La qualité de l’air à Bruxelles inquiète Ecolo

Les seuils de particules fines recommandés par l’OMS sont régulièrement dépassés à Bruxelles. Cette situation à un impact important sur la santé des habitants.

Bruxelles est l’une des villes les plus polluées au monde. Selon les recommandations de l’OMS, la quantité de petites particules (PM10) ne devrait pas excéder 20 microgrammes par m³ d’air (µg/m³). Celle de particules fines PM2,5 devrait être inférieure à 10 µg/m³. La moyenne de PM10 et pourtant de 26 µg/m³, tandis que celle des PM2,5 atteint presque le double du seuil recommandé, à 18 µg/m³.

 

Ce matin, des responsables d’Ecolo se sont rendus sur l’avenue de la Couronne pour effectuer quelques mesures. Des pics de PM2,5 à 31 µg/m³ ont été enregistrés. «C’est d’autant plus inquiétant qu’il y a une école et une crèche sur cette avenue», déplore la coprésidente d’Ecolo, Zakia Khattabi. Sur cette avenue, également très fréquentée par les cyclistes, la moyenne des PM2,5 tourne autour de 23µg/m³ le matin. «À ce niveau, on est largement au-delà du seuil recommandé par l’OMS», note-t-elle. Ce seuil reste toutefois conforme aux recommandations européennes. «Le seuil recommandé est de 25 µg/m³. Il est urgent de s’aligner sur les normes de l’OMS.»

12.000 décès prématurés

«Cela n’est pas sans conséquence sur la santé des Bruxellois», reprend Perrine Ledan, qui est aussi candidate écologiste pour les élections législatives des Français de l’étranger. «La pollution, et notamment celle aux particules fines, favorise les cas d’infarctus, l’asthme, les maladies cardio-vasculaires…» Les derniers chiffres de l’OMS, qui datent de 2012, estiment à trois millions le nombre de décès prématurés provoqués dans le monde par la pollution de l’air.

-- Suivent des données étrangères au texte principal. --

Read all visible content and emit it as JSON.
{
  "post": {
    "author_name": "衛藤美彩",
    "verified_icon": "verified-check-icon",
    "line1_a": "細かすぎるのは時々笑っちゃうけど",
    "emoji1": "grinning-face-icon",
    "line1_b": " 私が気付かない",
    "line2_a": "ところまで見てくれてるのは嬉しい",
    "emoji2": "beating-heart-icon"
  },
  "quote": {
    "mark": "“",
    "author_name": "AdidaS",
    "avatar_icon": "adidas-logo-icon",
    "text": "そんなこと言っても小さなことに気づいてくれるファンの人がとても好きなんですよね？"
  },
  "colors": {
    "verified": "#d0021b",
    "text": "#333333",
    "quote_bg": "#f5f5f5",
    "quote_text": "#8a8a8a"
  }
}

En Belgique, elle serait responsable de 12.000 décès prématurés, selon Ecolo.

 

Cette position fait écho aux recommandations de l’OMS. L’an dernier, de Docteur Carlos Dora soulignait que «lorsque la qualité de l’air s’améliore, les coûts sanitaires liés à des maladies dues à la pollution atmosphérique diminuent et l’espérance de vie augmente». Un constat qui le menait à recommander aux villes et gouvernement de faire la qualité de l’air une de leurs priorités.

 

Les propositions d’Ecolo pour améliorer la qualité de l’air

Le transport n’est pas l’unique responsable de la pollution de l’air, mais il en est l’un des principaux responsables. Pour la coprésidente d’Ecolo, Zakia Khattabi, des mesures doivent être prises. «Le plus urgent, c’est d’offrir la gratuité des transports en commun les jours de forte pollution», souligne-t-elle. Elle ne voit pas d’un mauvais œil l’idée étudiée par d’autres villes d’interdire les centres-villes aux véhicules ne répondant pas aux normes Euro 6. D’autres mesures doivent apporter des solutions à long terme. «Il faut penser une autre politique de mobilité. Il est impératif de finir le RER, et de développer les transports en commun et les pistes cyclables.»